Pascal Grant sat down on the other side of the bed and began pulling out his favorite tapes. “I like it,” he said simply. “It makes me feel good. Like the pictures do. Sometimes they-they get all mixed up together sometimes, the jazz and the pictures.”
“You have Benny Goodman’s Carnegie Hall concert?”
“ ‘Sing, Sing, Sing’!” Pascal exclaimed. “It’s on the player. That’s my very first favorite.”
Balancing his soda, he pulled himself over the billowing cushions and punched buttons until Krupa’s hypnotic drums filled the room.
“Hey, yeah!” breathed Rick. He pushed a couple of cushions into a stack and leaned back on them.
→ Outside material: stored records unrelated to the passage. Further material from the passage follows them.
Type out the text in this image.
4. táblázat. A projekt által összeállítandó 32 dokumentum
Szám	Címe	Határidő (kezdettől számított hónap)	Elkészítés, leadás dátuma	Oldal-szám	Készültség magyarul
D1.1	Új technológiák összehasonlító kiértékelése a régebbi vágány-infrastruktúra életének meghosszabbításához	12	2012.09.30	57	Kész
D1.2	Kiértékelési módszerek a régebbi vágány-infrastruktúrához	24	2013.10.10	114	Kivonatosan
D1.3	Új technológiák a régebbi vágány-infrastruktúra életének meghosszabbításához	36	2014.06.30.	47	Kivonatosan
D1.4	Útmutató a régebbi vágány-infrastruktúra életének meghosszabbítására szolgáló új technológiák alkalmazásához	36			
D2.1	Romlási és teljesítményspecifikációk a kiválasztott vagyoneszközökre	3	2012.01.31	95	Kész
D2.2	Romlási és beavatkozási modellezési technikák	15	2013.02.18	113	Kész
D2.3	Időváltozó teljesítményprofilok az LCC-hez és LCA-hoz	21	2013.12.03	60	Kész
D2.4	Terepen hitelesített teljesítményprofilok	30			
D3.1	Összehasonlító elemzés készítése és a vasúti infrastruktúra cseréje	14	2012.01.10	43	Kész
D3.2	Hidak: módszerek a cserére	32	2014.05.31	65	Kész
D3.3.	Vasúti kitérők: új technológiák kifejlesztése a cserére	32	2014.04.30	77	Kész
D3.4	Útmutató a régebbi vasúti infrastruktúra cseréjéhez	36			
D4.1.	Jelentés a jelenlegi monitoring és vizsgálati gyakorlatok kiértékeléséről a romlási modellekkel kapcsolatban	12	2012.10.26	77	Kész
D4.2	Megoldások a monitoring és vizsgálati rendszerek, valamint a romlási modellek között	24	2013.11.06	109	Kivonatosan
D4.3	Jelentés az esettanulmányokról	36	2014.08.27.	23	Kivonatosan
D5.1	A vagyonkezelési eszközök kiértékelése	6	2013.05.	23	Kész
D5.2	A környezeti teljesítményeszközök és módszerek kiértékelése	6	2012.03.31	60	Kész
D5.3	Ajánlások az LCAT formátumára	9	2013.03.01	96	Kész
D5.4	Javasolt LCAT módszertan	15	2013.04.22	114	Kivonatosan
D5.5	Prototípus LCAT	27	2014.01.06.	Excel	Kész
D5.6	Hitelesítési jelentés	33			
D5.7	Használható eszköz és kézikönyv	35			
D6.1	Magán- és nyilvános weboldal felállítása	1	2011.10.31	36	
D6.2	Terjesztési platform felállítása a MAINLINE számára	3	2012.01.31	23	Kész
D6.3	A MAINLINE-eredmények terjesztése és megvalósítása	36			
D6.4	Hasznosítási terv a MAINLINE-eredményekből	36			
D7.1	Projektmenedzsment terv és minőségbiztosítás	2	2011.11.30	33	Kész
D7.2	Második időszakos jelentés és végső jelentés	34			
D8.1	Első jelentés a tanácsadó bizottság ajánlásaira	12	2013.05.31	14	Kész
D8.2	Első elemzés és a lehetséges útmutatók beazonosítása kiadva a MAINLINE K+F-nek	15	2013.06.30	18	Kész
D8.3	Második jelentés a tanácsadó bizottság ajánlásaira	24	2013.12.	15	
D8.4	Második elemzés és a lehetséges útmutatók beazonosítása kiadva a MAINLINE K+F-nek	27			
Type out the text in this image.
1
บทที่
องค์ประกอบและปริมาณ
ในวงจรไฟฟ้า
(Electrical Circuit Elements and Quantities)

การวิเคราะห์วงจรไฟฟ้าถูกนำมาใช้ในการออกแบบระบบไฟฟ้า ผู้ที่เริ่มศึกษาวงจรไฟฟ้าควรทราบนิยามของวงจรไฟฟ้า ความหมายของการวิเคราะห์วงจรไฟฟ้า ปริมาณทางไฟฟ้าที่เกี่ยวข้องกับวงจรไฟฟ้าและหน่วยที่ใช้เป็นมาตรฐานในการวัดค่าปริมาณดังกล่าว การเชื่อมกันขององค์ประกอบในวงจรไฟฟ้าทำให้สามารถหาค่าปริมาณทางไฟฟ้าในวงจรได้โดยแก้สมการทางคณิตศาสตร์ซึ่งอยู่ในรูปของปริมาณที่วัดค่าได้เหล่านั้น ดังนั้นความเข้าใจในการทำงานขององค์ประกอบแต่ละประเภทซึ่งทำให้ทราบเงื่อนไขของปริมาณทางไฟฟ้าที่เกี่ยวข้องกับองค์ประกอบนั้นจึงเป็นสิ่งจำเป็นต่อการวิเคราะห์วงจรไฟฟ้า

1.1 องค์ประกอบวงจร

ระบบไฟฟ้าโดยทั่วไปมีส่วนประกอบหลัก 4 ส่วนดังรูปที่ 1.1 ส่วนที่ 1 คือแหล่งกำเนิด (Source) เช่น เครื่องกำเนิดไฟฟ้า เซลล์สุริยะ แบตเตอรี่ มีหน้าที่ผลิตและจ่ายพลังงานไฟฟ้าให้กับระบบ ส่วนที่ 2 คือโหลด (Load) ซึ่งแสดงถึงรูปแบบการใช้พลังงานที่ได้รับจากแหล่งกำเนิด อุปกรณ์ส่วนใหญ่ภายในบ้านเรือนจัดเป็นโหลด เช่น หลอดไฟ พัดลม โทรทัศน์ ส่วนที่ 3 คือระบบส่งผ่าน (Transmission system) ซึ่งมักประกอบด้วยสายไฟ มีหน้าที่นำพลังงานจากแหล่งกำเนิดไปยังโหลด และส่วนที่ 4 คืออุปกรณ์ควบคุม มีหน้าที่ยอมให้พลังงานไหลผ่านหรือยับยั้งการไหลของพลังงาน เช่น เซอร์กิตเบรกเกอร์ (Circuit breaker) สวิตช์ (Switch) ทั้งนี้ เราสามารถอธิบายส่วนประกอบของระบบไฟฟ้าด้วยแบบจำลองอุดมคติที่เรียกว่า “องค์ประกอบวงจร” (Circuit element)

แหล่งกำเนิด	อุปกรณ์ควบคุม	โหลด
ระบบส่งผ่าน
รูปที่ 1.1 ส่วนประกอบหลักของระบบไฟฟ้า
Pascal did the same at the opposite end of the bed so that they sprawled heel to head, facing each other as they drank and listened to the pounding intensity of one of the greatest outpourings of spontaneous jazz ever recorded.
The music, the warmth, the rich reds and golds and purples of the room, the vibrant posters-Pasc was right, he thought, somehow they did look like jazz would look if you could paint jazz themes-everything about this moment combined to make him feel safe and unthreatened for the first time since coming to New York.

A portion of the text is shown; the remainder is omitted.